Сангвиний. Великий ангел (ЛП)
— Моя коллега, Джудита, — сказала я. — Я думаю, она боготворит вас.
— Меня боготворили всю мою жизнь. И мне будут поклоняться и в будущем.
— Что вы об этом думаете?
— Мой отец — самое могущественное существо, которое я когда-либо встречал. Его способности дают ему право считать себя богом по большинству критериев, которые мне приходят на ум, и все же он всегда противился этому. Если он сопротивляется, то я вряд ли смогу поступить иначе.
— Но это не вызывает у вас недовольства?
— Это чушь. Все это. Поверь мне, что когда я говорю, что я верю в Имперскую Истину, то эти искреннее.
Это происходило снова. Как и во время нашего первого разговора страх ослабевал, воспоминания об ужасе быстро исчезали, и мне хотелось оттолкнуть, заглянуть чуть глубже.
— Я не думаю, что вы так считаете, — произнес я. — То, как вы говорите о том, кто вы есть. Вы видите будущее, не так ли? Вы сражаетесь так, что это невозможно. Действуете так, как никто другой. Вы видите события до того, как они происходят.

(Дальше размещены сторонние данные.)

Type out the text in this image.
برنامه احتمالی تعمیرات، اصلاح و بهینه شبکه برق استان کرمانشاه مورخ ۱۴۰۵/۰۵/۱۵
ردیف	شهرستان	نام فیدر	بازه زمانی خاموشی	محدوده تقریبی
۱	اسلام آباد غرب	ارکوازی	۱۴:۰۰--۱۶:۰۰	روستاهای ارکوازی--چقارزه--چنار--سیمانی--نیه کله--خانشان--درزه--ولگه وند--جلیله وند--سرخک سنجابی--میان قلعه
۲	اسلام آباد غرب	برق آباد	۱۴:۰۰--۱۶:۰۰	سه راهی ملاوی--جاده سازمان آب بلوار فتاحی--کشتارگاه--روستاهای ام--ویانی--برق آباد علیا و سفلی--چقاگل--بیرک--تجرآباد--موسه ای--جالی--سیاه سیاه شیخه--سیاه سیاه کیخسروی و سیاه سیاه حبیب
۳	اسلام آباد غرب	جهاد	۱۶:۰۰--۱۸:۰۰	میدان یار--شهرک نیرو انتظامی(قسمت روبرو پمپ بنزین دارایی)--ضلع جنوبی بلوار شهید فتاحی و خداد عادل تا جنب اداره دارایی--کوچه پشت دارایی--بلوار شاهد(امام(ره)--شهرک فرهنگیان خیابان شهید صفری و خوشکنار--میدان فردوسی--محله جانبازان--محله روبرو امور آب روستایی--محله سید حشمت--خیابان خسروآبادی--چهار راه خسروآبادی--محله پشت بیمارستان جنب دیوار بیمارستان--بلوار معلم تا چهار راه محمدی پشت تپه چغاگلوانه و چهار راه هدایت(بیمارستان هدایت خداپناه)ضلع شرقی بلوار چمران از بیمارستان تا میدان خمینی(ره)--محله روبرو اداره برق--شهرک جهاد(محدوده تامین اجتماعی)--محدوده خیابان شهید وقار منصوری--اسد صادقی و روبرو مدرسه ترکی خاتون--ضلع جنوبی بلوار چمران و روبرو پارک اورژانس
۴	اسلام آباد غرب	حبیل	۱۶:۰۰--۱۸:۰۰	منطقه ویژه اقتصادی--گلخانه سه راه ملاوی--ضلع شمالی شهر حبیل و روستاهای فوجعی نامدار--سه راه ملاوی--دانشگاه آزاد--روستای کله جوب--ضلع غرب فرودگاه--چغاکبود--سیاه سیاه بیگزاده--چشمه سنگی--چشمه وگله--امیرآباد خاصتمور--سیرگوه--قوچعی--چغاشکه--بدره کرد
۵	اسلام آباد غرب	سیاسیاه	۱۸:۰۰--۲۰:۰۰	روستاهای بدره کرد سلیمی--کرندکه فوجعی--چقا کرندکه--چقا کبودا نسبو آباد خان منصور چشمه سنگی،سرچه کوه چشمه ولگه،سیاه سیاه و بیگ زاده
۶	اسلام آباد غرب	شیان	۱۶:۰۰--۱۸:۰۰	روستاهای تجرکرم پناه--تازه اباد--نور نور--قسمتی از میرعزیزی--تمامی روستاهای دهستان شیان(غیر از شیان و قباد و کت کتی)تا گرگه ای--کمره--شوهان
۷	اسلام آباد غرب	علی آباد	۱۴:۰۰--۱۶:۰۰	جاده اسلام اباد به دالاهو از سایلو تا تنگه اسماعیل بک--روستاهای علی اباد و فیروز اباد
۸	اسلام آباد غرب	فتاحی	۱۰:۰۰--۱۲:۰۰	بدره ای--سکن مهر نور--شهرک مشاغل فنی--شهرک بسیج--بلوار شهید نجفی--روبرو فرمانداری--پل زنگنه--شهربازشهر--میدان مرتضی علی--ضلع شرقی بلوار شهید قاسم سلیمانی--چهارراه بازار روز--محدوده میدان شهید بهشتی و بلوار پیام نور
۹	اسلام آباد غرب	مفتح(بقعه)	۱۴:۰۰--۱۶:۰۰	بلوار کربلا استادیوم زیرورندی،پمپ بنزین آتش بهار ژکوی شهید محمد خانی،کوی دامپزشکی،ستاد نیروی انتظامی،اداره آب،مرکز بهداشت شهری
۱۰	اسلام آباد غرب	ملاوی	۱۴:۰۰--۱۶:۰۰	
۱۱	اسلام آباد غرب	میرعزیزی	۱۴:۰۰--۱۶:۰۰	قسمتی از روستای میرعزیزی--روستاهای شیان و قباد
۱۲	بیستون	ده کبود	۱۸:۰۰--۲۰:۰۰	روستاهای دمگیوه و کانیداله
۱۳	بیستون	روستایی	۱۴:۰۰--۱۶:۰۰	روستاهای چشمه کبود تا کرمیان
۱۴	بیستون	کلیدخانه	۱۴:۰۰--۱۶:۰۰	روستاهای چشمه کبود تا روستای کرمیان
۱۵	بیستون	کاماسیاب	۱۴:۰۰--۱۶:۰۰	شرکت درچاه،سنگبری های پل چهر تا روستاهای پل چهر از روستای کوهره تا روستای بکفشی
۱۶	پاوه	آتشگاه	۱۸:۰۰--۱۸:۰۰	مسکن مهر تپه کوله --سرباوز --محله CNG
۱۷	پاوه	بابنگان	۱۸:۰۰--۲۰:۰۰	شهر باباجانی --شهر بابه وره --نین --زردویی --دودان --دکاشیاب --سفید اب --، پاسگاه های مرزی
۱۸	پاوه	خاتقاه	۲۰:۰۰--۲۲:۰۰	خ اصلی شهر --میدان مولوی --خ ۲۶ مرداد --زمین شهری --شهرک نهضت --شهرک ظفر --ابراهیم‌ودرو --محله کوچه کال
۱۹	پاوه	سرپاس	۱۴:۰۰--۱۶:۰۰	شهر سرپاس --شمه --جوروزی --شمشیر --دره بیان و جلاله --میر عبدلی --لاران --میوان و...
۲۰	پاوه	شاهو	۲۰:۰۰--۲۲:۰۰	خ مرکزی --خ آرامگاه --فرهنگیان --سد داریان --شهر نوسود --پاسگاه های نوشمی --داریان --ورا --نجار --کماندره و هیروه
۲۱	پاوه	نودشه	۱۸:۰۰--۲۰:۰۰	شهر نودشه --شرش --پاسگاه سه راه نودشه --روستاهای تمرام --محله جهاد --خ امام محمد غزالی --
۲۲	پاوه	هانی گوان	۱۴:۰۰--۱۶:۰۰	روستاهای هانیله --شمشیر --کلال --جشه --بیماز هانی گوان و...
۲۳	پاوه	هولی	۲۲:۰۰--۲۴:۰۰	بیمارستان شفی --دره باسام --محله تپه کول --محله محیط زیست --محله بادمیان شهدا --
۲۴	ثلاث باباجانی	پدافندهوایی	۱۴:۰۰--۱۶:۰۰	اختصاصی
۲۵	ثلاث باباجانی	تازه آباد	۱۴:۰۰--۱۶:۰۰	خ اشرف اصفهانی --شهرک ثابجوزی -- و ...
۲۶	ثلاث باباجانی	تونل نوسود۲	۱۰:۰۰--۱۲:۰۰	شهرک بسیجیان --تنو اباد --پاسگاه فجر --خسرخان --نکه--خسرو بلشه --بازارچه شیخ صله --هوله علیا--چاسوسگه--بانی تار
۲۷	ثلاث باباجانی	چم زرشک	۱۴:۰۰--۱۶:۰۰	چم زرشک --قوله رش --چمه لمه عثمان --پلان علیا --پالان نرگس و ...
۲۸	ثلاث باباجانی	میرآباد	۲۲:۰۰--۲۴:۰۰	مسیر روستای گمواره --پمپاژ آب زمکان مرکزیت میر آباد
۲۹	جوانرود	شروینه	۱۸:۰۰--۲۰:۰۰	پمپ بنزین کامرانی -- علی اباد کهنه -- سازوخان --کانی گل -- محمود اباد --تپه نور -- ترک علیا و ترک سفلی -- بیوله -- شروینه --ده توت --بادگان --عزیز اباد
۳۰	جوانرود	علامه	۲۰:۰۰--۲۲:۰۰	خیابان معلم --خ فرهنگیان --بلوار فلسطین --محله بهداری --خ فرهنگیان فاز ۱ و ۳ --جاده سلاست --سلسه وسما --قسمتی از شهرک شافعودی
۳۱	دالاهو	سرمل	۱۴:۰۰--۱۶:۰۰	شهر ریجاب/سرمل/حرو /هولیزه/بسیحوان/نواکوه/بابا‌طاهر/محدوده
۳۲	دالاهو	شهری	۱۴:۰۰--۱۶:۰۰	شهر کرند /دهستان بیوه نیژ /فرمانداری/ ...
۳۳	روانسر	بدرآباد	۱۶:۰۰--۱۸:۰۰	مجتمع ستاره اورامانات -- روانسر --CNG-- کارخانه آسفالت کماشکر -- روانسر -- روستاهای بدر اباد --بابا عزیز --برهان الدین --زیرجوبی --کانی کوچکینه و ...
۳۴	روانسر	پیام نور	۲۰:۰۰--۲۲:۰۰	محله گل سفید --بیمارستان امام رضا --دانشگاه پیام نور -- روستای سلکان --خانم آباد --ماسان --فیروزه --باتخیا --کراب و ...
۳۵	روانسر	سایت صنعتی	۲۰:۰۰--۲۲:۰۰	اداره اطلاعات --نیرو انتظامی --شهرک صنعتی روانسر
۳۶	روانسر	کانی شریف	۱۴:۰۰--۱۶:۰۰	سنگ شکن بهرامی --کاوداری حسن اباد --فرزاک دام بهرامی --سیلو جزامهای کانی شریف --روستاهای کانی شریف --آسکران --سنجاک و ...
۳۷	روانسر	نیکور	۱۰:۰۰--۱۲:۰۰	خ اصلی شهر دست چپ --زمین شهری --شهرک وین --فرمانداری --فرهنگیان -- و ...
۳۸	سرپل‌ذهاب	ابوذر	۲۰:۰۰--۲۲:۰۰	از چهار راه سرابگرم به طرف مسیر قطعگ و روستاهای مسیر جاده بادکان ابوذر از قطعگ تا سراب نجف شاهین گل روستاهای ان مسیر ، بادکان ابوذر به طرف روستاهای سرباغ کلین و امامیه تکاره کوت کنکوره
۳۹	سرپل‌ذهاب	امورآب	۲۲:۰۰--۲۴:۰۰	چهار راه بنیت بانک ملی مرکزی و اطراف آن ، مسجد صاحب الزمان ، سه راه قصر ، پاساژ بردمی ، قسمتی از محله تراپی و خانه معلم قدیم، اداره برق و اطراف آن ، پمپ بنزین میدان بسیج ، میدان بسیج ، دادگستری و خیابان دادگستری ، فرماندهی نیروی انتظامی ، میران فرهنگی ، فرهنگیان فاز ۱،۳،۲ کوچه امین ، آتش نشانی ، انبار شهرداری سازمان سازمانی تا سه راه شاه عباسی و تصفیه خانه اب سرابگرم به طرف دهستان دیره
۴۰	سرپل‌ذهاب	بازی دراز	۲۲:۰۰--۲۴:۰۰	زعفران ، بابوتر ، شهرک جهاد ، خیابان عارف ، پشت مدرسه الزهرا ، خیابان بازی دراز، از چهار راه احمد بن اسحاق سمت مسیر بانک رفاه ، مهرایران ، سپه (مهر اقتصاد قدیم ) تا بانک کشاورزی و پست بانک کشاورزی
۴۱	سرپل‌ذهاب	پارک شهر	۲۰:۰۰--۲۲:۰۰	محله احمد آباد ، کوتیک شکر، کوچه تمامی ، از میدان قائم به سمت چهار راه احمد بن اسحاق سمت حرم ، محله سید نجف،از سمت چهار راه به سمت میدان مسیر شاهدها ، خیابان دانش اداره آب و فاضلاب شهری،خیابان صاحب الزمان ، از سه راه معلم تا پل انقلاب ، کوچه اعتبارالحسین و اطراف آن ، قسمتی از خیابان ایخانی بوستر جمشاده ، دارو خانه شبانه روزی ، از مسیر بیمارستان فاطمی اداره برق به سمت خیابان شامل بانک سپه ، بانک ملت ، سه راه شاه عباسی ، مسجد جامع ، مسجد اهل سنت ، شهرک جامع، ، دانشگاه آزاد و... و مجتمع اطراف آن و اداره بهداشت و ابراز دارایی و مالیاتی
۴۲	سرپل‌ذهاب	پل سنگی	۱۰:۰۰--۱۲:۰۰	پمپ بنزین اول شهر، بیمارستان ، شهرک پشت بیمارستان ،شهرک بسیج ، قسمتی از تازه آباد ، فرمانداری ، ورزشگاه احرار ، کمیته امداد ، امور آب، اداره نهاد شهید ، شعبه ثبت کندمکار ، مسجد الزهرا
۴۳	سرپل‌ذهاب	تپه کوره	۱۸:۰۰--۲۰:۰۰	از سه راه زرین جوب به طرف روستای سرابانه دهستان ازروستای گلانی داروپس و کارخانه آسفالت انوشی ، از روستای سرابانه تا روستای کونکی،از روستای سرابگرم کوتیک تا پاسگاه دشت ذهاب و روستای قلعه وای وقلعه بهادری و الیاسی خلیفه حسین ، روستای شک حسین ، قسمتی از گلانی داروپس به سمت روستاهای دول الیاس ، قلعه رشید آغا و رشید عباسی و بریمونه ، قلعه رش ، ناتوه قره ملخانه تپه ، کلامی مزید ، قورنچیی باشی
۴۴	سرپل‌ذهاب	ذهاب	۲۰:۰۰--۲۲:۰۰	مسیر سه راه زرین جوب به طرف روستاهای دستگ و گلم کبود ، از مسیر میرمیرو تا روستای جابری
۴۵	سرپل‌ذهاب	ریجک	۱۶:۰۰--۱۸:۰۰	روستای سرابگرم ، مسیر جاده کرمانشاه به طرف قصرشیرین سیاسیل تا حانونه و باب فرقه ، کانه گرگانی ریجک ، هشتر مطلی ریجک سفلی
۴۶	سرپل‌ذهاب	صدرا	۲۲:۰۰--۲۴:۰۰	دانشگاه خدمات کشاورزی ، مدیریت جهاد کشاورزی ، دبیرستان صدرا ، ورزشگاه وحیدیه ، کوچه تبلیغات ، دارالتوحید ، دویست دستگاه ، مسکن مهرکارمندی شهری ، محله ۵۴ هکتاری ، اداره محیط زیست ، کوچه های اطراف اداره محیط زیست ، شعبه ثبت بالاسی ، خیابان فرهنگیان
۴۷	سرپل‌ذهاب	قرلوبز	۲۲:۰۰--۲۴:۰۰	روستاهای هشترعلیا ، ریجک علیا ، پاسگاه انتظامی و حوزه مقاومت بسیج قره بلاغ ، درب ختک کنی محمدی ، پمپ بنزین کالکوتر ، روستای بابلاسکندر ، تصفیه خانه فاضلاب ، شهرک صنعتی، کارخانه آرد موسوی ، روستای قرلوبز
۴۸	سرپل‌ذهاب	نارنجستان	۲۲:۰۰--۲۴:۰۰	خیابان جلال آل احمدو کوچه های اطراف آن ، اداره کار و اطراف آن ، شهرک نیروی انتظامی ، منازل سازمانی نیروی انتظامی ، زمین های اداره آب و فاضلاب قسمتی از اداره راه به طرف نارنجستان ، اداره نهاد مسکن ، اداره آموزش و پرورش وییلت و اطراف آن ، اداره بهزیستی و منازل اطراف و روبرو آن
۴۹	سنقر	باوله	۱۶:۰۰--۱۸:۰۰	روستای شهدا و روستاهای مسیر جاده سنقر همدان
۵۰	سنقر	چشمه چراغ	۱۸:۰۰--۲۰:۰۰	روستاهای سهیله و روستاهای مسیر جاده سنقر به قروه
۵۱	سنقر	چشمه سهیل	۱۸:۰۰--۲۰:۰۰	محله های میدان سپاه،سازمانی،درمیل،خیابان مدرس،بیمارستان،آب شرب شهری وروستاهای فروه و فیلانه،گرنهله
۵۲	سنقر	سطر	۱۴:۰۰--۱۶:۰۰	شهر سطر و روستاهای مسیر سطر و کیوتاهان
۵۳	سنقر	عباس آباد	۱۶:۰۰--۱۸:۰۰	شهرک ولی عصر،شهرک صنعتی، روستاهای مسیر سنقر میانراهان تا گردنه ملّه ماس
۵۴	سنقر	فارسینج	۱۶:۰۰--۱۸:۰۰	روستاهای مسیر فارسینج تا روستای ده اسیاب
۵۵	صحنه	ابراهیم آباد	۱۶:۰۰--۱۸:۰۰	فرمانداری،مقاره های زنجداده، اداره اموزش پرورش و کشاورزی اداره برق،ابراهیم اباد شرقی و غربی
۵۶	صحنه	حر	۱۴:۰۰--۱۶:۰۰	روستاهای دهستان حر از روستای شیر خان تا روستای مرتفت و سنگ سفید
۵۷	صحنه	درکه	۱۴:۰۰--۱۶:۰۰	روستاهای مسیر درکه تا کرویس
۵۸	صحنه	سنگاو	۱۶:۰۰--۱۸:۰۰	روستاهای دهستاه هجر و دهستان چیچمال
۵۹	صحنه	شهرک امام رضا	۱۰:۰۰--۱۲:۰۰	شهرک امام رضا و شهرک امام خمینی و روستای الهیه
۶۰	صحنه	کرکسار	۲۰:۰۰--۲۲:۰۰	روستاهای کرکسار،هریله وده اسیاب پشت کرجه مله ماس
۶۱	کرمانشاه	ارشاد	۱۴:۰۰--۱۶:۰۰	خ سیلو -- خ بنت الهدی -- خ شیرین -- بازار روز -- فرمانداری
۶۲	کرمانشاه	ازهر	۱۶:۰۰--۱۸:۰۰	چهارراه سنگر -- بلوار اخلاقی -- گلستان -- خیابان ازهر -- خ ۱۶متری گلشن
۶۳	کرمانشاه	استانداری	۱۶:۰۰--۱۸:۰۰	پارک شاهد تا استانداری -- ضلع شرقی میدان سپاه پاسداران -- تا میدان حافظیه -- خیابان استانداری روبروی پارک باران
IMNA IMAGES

— И ты тоже. Ты не спишь. Ты мечтаешь. Ты мечтаешь так много, что барьер между реальным миром и воображением истончается, и это отражается на твоей работе. Таким образом, ты чувствуешь нашу собственную истинную сущность, даже когда мы никогда не говорим об этом. Даже когда тебе от этого плохо. — Он огляделся вокруг, посмотрев на свое окружение с выражением, похожим на отвращение. — Мы становимся чем-то большим, чем это. Наш вид. Ларец чудес, не имеющий аналога. Галактика должна быть очищено от опасности, прежде чем эти дары могут быть использованы, и в этом цель крестового похода. Альтернатива — повторение ужасов прошлого.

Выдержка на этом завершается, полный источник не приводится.